Strasbourg illustre le renouveau d’un intérêt des institutions culturelles pour les arts de l’islam. Un certain climat, mélange de caricature, d’amalgames et de stigmatisation, n’y est sans doute pas étranger. « Depuis 30 ans, on mène un inventaire du patrimoine islamique en France et là, on a plus découvert en 10 mois », s’enthousiasme Yannick Lintz.
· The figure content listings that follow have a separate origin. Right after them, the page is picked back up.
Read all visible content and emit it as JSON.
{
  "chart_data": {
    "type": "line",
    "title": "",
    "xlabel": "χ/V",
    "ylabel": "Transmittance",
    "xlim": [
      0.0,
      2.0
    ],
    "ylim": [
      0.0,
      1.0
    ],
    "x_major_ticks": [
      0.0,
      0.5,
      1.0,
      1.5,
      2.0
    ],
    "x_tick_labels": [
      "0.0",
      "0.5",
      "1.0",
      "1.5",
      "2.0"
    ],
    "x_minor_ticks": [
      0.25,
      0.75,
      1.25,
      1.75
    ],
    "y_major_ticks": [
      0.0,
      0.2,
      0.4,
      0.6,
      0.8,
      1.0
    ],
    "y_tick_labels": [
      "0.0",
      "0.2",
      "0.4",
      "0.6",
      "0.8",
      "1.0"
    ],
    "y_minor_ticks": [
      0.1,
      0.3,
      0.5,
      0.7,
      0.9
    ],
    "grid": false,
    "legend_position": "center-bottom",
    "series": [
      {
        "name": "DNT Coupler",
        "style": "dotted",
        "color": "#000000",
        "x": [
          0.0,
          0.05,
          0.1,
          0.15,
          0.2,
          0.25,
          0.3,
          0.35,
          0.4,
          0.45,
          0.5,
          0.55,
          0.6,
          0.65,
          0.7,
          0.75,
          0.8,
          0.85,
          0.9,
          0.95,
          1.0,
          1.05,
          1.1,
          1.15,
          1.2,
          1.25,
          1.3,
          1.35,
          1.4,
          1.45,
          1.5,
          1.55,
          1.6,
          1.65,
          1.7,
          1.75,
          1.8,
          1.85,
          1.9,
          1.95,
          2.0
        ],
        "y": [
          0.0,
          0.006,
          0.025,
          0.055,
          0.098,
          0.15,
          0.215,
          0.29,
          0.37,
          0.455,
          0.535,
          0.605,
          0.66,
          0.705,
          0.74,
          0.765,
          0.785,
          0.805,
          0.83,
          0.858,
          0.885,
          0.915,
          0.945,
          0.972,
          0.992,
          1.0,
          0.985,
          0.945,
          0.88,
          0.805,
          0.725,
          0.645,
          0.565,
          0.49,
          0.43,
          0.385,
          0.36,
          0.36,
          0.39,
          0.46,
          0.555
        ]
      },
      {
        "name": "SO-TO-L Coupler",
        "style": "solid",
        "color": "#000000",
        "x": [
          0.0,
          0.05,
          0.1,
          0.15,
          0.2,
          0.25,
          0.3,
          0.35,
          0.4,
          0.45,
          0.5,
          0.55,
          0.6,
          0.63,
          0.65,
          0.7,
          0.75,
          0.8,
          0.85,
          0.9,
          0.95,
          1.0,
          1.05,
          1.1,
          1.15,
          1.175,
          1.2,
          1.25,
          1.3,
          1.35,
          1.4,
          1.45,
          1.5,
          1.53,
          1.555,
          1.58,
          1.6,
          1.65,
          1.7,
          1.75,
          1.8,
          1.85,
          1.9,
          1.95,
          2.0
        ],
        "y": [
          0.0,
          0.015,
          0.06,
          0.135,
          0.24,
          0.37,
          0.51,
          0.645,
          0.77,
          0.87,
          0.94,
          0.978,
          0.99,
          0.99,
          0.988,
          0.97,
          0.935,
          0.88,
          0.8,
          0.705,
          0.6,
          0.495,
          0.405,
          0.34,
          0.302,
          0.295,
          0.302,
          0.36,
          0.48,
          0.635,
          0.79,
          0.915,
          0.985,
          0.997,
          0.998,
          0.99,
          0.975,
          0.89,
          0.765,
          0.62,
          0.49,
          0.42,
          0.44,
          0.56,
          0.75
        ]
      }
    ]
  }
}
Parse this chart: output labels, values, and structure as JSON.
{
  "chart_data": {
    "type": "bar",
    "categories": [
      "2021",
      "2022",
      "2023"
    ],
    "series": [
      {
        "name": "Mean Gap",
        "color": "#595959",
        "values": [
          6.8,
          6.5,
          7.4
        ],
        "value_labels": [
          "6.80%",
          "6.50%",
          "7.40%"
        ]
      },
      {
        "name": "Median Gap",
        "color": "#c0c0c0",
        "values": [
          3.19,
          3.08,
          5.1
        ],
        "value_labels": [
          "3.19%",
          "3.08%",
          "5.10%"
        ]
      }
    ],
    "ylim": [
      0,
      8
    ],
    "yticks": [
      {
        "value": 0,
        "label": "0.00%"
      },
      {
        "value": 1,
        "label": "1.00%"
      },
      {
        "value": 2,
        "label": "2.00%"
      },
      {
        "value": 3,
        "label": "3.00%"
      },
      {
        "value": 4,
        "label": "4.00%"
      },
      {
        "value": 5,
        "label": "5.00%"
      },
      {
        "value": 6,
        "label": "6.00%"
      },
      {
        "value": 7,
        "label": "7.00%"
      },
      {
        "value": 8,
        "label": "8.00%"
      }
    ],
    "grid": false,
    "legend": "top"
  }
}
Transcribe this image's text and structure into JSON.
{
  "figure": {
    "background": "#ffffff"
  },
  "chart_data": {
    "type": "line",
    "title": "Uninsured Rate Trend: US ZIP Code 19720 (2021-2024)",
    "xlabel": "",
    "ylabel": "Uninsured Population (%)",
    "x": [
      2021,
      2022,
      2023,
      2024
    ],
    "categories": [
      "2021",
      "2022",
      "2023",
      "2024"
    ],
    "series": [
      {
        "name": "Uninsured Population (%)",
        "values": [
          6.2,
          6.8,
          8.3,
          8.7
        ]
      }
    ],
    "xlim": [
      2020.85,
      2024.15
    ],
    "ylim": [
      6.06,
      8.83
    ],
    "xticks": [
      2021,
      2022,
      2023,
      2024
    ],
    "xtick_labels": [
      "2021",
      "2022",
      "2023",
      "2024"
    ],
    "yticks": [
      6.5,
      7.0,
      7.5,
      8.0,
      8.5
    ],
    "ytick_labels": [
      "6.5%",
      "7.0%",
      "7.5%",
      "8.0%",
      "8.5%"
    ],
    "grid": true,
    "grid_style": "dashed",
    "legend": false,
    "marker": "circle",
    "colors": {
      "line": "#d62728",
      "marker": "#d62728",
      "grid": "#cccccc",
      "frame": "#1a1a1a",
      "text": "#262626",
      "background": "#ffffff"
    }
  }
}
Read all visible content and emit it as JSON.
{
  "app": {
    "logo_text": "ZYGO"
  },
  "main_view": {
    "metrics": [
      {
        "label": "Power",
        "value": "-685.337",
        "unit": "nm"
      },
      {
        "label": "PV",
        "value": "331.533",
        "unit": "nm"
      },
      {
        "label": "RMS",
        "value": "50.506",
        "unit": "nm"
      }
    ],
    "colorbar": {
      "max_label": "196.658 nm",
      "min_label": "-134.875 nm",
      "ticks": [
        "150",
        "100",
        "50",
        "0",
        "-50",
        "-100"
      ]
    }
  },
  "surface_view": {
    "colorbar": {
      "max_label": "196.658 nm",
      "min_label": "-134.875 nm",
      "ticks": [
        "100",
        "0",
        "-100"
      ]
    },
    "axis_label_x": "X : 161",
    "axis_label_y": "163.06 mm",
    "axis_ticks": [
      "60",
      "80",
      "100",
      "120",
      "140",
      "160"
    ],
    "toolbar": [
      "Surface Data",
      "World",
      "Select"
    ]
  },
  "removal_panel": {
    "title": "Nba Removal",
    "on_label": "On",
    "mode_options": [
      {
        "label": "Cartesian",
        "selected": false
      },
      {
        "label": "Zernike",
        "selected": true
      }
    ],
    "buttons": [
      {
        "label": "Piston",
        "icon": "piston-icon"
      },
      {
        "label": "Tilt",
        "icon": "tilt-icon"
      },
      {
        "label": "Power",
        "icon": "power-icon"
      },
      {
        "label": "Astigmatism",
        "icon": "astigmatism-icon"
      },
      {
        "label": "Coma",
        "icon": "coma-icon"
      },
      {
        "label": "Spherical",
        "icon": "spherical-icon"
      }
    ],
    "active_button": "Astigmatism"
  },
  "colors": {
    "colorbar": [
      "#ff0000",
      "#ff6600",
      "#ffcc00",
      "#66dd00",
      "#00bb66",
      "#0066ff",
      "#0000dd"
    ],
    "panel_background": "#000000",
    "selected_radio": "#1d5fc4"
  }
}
Plusieurs musées hôtes de l’exposition du Louvre souhaitent mieux valoriser ces objets dans leur parcours permanent, comme à Rouen et Rennes, quand dans sa nouvelle muséographie, le musée national de Cluny entend montrer un Moyen Âge européen moins unilatéralement chrétien, intégrant ses composantes juives et islamiques. « Il n’y avait pas de rupture entre l’Orient et l’Occident, en interaction culturellement », explique Isabelle Bardiès-Fronty, conservatrice générale du patrimoine. Autrement dit par Yannick Lintz : « Vous savez, le choc des civilisations, c’est une formule marketing. » Une porosité entre les mondes jusqu’à notre époque contemporaine, qu'illustrent d’autres expositions récentes comme « Juifs d’Orient. Une histoire plurimillénaire » à l’Institut du monde arabe (jusqu'au 13 mars) ou « Juifs et musulmans de la France coloniale à nos jours », à partir du 5 avril au Musée national de l’histoire de l’immigration.